No decision Thursday concerning the fate of Paris’ second-hand booksellers and their hundreds of green boxes, which must be moved before the opening ceremony of the Olympic Games: the Police Prefecture will leave time for “dialogue” and feasibility tests .

A tripartite meeting lasting more than two hours between second-hand booksellers, Paris City Hall and the State was held late Thursday afternoon at the Police Prefecture, “in a tense climate” for some, with “ somewhat lively discussions” for the others. At the heart of the exchange, the dismantling, storage and replacement of nearly 600 of the 900 “green wagon” boxes announced by the Police Prefecture in a letter addressed to second-hand booksellers on July 25.

These boxes, attached to the parapet overlooking the quays of the Seine in the center of the capital and containing second-hand books, souvenirs and other curiosities, are considered to represent a security issue in the context of the opening ceremony of the Games, which must take place on the Seine next summer. While waiting to issue a decree, “the Prefect of Police agreed that tests be carried out on three, four boxes” of different invoices to assess the feasibility of the move. He also committed to “reviewing the linearity” of the boxes to be moved to possibly reduce the list, explained the stakeholders.

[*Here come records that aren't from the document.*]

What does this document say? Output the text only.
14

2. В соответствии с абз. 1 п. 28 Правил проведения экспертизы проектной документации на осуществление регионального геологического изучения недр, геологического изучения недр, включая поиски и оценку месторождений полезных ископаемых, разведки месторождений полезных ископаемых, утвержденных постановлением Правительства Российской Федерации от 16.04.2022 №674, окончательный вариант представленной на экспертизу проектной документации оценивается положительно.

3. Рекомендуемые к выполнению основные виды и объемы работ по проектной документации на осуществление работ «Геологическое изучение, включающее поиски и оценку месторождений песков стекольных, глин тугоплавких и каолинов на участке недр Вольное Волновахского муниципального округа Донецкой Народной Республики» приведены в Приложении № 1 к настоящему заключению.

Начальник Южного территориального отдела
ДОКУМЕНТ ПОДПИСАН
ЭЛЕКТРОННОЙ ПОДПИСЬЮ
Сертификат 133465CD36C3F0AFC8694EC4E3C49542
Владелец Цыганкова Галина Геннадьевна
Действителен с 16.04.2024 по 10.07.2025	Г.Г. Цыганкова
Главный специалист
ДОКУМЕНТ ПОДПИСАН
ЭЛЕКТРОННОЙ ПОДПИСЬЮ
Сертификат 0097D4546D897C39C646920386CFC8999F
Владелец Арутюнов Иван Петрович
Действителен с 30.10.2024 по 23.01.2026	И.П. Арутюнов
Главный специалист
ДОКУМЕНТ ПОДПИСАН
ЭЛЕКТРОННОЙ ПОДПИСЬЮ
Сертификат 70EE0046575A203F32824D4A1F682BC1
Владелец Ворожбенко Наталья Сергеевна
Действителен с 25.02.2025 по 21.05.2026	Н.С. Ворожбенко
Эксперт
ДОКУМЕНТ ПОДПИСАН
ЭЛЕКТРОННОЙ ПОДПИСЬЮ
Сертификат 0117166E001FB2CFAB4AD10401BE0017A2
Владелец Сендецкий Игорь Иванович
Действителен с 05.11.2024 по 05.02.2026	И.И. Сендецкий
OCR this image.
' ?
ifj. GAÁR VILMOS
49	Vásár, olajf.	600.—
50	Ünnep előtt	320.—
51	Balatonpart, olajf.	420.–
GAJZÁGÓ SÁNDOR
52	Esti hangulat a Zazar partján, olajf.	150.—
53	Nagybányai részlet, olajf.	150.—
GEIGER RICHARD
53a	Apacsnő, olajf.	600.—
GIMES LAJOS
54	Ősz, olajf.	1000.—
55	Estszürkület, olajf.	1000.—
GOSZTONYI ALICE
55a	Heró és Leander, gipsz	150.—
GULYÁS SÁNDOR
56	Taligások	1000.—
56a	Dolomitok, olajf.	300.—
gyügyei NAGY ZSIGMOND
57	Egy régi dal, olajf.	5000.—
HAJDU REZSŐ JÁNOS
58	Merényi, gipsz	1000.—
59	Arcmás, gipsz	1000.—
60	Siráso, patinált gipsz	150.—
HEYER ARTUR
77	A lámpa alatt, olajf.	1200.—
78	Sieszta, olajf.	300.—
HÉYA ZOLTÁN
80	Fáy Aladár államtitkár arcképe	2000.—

Above all, it made it possible to “renew a necessary dialogue, which was the objective of the meeting”, affirmed at the exit the deputy of the town hall in charge of the Olympic and Paralympic Games, Pierre Rabadan. “The city is very attached to second-hand booksellers and their heritage history” but also takes into account “the security constraints which require decision-making by the Prefect of Police,” underlined Laurent Nuñez. For book sellers, for whom there are “as many scenarios as there are boxes”, these tests will be an opportunity “to demonstrate the validity of (their) arguments”: the diversity and complexity of the structures of the boxes , in place for sometimes a century, make the operation impossible, according to Pascal Corseaux, vice-president of the cultural association of Paris second-hand booksellers.

Present in the Parisian setting for 450 years, second-hand booksellers covet the UNESCO World Heritage listing, already granted to the banks of the Seine in 1991.